Monday, June 18, 2012

Grid Computing is Virtual SuperComputers


Grid computing in general is a type of parallel computing that relies on computer resources connected to a network (private, public or the internet) by a network interface. So it combines the resources of many computers in a network to a single problem at the same time - usually to a scientific or technical problem that requires a great number of computer processing cycles or access to large amounts of data.

Before grid computing there was massive multiprocessor supercomputer processing huge and complex computation. However supercomputers are much costly for both hardware and software. The main advantage, in case of hardware, of distributed computing is that each node can be purchased as commodity hardware, which, when combined, can produce a similar computing resource as supercomputer, but at a lower cost.

In case of software also some differences in programming and deployment. It can be costly and difficult to write programs that can run in the environment of a supercomputer, which may have a custom operating system, or require the program to address concurrency issues. If a problem can be adequately parallelized, a “thin” layer of “grid” infrastructure can allow conventional, standalone programs, given a different part of the same problem, to run on multiple machines. This makes it possible to write and debug on a single conventional machine, and eliminates complications due to multiple instances of the same program running in the same shared memory and storage space at the same time.The primary performance disadvantage is that the various processors and local storage areas do not have high-speed connections. This arrangement is thus well-suited to applications in which multiple parallel computations can take place independently, without the need to communicate intermediate results between processors.
A well-known example of grid computing in the public domain is the ongoing SETI(Search for Extraterrestrial Intelligence) @Home project in which thousands of people are sharing the unused processor cycles of their PCs in the vast search for signs of "rational" signals from outer space.
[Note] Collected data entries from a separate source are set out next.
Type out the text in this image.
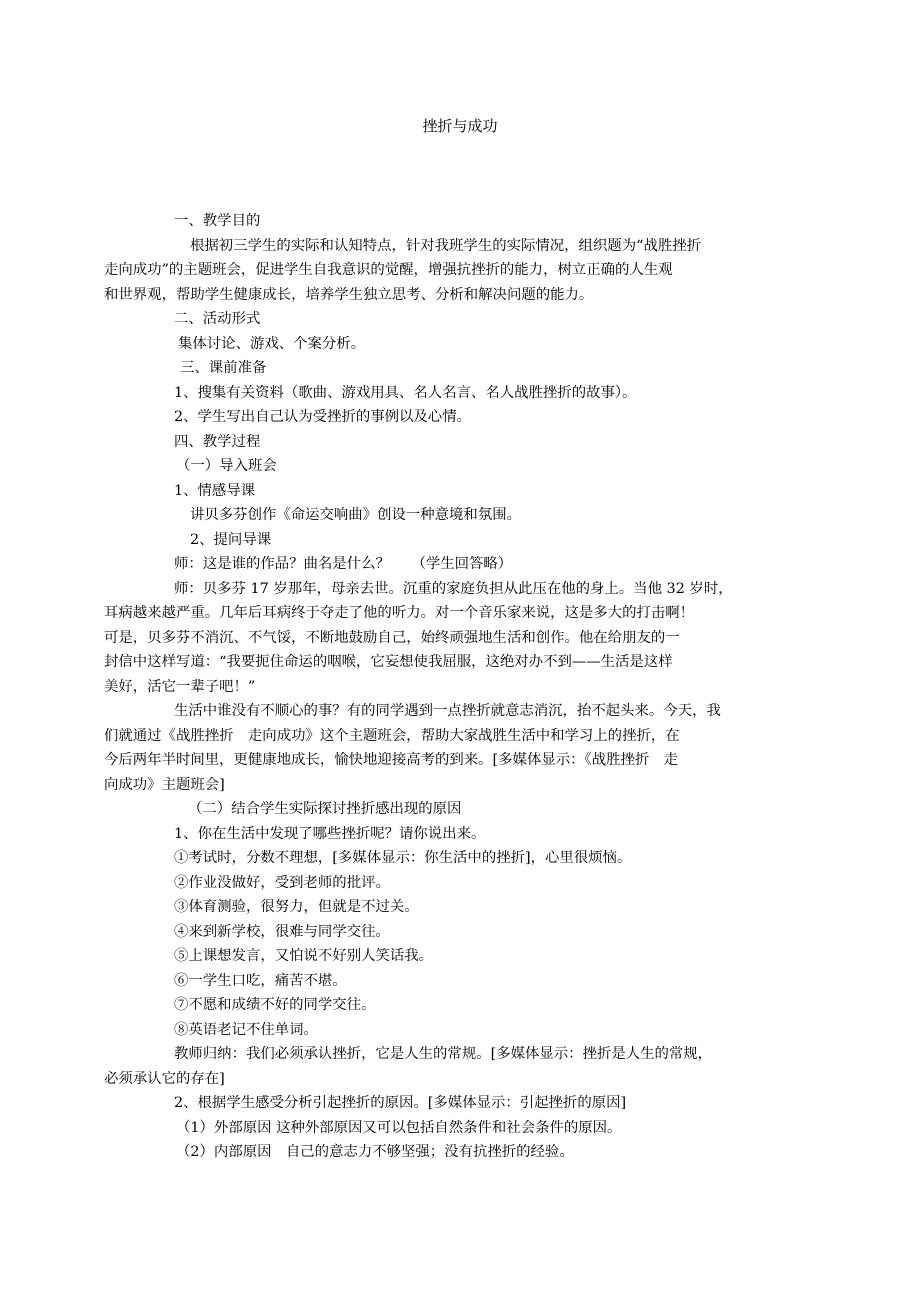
挫折与成功
一、教学目的
根据初三学生的实际和认知特点，针对我班学生的实际情况，组织题为“战胜挫折
走向成功”的主题班会，促进学生自我意识的觉醒，增强抗挫折的能力，树立正确的人生观
和世界观，帮助学生健康成长，培养学生独立思考、分析和解决问题的能力。
二、活动形式
集体讨论、游戏、个案分析。
三、课前准备
1、搜集有关资料（歌曲、游戏用具、名人名言、名人战胜挫折的故事）。
2、学生写出自己认为受挫折的事例以及心情。
四、教学过程
（一）导入班会
1、情感导课
讲贝多芬创作《命运交响曲》创设一种意境和氛围。
2、提问导课
师：这是谁的作品？曲名是什么？　　（学生回答略）
师：贝多芬 17 岁那年，母亲去世。沉重的家庭负担从此压在他的身上。当他 32 岁时，
耳病越来越严重。几年后耳病终于夺走了他的听力。对一个音乐家来说，这是多大的打击啊！
可是，贝多芬不消沉、不气馁，不断地鼓励自己，始终顽强地生活和创作。他在给朋友的一
封信中这样写道：“我要扼住命运的咽喉，它妄想使我屈服，这绝对办不到——生活是这样
美好，活它一辈子吧！”
生活中谁没有不顺心的事？有的同学遇到一点挫折就意志消沉，抬不起头来。今天，我
们就通过《战胜挫折　走向成功》这个主题班会，帮助大家战胜生活中和学习上的挫折，在
今后两年半时间里，更健康地成长，愉快地迎接高考的到来。[多媒体显示：《战胜挫折　走
向成功》主题班会]
（二）结合学生实际探讨挫折感出现的原因
1、你在生活中发现了哪些挫折呢？请你说出来。
①考试时，分数不理想，[多媒体显示：你生活中的挫折]，心里很烦恼。
②作业没做好，受到老师的批评。
③体育测验，很努力，但就是不过关。
④来到新学校，很难与同学交往。
⑤上课想发言，又怕说不好别人笑话我。
⑥一学生口吃，痛苦不堪。
⑦不愿和成绩不好的同学交往。
⑧英语老记不住单词。
教师归纳：我们必须承认挫折，它是人生的常规。[多媒体显示：挫折是人生的常规，
必须承认它的存在]
2、根据学生感受分析引起挫折的原因。[多媒体显示：引起挫折的原因]
（1）外部原因 这种外部原因又可以包括自然条件和社会条件的原因。
（2）内部原因　自己的意志力不够坚强；没有抗挫折的经验。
According to John Patrick, IBM's vice-president for Internet strategies, "the next big thing will be grid computing."
Hence grids computing offer a way to solve grand and complex problems such as financial modeling, earthquake simulation, protein folding and climate modeling, animation projects. Grids offer a way of using the information technology resources optimally inside an organization. They also provide a means for offering information technology as a utility for commercial and noncommercial clients, with those clients paying only for what they use-cloud computing.